Crunching the numbers
Globally, $5 trillion (€4.76 trillion) is needed in annual investments by 2030 to meet net-zero emissions goals. That is equal to one-fifth of the US’s GDP.
In emerging markets and developing economies only, this sum comes down to $2 trillion (€1.9 trillion).
The IMF’s report estimates that the private sector will need to provide about 80% of these investments. This share rises to 90% when China is excluded, due to Beijing’s ample state resources.
The Fund’s Fiscal Monitor believes that relying on public spending to fund de-carbonisation investments on this scale would cause a massive, unsustainable run-up in debts, possibly to 45% to 50% of gross domestic product for a large, high-emitting emerging market.
How to bring private money into climate investments?

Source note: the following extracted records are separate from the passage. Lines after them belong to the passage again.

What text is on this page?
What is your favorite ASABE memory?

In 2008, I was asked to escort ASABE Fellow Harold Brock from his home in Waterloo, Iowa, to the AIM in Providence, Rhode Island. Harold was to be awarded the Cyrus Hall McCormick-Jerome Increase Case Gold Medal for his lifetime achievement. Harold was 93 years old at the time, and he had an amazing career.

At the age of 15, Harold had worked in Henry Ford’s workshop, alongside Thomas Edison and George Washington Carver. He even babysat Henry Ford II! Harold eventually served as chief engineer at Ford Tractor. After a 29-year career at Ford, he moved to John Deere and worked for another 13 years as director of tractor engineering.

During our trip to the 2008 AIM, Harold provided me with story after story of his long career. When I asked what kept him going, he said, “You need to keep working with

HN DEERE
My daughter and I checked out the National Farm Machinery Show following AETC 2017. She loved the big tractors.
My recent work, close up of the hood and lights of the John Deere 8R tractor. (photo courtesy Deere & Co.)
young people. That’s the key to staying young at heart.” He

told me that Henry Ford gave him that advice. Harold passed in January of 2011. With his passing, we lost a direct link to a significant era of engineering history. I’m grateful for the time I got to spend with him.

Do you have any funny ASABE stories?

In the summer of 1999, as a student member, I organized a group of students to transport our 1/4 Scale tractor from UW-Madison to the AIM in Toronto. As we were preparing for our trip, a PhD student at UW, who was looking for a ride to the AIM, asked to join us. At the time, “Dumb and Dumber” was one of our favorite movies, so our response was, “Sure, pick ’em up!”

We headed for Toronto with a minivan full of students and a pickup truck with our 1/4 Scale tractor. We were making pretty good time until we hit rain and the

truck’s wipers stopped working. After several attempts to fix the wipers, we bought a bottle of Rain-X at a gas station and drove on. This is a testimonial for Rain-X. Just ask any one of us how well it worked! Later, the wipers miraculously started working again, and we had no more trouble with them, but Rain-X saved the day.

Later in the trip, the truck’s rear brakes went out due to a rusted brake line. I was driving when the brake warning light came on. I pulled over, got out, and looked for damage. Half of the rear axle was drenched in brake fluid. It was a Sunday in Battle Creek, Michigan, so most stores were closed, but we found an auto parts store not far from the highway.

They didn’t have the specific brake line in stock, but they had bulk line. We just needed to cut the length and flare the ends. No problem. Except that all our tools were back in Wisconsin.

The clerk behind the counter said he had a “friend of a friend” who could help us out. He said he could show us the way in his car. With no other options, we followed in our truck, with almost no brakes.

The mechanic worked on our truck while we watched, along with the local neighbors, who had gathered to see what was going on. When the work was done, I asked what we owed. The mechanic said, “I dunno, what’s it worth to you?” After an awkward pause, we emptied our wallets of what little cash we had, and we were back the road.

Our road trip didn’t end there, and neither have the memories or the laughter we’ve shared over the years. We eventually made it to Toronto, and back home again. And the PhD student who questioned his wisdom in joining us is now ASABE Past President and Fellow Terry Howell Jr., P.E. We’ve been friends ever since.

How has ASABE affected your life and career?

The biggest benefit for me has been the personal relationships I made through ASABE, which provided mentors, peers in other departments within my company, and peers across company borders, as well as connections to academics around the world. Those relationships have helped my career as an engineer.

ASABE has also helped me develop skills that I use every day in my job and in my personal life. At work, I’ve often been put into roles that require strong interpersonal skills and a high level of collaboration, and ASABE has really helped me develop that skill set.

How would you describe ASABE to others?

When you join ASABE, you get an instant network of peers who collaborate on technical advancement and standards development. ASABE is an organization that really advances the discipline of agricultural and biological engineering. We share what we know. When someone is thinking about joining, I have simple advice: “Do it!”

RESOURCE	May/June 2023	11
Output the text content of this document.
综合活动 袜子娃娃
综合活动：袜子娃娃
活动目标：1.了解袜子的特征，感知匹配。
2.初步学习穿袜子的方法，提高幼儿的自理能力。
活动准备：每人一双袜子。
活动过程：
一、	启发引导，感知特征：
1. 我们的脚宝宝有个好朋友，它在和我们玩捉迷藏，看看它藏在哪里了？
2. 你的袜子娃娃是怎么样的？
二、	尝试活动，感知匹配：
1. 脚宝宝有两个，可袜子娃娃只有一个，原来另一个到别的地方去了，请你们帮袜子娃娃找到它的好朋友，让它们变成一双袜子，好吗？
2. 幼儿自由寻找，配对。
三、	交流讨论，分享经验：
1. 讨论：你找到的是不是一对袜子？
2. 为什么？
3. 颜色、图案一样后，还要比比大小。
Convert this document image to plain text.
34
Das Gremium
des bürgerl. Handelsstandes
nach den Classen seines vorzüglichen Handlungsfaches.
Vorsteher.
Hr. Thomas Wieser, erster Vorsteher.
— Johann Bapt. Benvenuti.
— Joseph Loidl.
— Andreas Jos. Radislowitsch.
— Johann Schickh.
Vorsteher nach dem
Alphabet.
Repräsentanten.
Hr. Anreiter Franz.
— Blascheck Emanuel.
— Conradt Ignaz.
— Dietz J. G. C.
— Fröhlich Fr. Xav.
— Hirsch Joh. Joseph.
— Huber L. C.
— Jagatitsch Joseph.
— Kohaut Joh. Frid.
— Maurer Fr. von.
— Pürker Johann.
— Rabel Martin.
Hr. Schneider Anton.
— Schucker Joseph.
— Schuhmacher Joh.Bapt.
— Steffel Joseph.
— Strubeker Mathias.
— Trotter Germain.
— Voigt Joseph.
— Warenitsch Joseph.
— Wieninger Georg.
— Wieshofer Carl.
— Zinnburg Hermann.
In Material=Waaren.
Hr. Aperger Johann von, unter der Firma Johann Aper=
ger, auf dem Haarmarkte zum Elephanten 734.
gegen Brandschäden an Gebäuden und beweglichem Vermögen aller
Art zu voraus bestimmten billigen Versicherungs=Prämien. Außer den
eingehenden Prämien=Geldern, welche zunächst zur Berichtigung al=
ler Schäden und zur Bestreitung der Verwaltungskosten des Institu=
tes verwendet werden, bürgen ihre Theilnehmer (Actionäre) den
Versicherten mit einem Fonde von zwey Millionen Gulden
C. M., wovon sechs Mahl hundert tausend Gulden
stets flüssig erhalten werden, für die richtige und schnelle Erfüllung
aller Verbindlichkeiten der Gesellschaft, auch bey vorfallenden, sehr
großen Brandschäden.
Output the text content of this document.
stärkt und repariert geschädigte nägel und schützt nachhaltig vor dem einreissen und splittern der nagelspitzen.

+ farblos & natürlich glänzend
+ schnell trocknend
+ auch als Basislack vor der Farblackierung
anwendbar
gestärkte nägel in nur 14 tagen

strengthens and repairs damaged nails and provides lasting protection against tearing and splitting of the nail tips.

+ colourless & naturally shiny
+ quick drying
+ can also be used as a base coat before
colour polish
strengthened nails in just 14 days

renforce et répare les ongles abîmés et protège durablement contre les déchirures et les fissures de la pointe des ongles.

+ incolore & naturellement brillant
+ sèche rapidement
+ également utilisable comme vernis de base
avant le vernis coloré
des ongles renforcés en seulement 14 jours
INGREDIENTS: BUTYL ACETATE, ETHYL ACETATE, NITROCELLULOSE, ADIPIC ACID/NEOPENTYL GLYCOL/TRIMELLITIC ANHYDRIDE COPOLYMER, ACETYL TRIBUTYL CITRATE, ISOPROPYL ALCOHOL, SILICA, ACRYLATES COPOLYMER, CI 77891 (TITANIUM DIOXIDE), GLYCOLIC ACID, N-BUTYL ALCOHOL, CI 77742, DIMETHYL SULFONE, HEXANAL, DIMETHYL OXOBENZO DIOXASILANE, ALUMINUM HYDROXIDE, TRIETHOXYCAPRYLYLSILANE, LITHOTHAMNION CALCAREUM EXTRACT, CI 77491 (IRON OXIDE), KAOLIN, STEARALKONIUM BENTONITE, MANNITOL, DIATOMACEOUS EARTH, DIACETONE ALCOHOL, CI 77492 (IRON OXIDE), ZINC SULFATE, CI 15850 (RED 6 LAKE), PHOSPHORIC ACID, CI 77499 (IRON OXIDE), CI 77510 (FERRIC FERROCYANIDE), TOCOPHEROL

“We project that growth in public investment, however, will be limited, and that the private sector will therefore need to make a major contribution toward the large climate investment needs for emerging market and developing economies,” the authors of the GFSR said in a blog post.
“While no single measure can fully deliver the climate goals, carbon pricing should be an integral part of any policy package,” Fiscal Monitor authors said.
The IMF suggests that to address the debt increase resulting from public climate investments, nations should establish carbon pricing schemes to generate revenue and stimulate increased private investments. In countries where implementing carbon pricing is not feasible due to political reasons, such as the US, alternative measures such as emissions taxes should be put into effect.
While investment funds dedicated to environment, social and governance (ESG) investing are growing, funds dedicated to climate impact, including retiring high-emitting sources, are small. Regulators need to tighten rules for ESG labels to better align with climate objectives, the Fund said.
The IMF also recommended that countries take steps to improve their overall investment climates by strengthening macroeconomic fundamentals and deepening domestic capital markets to improve credit ratings.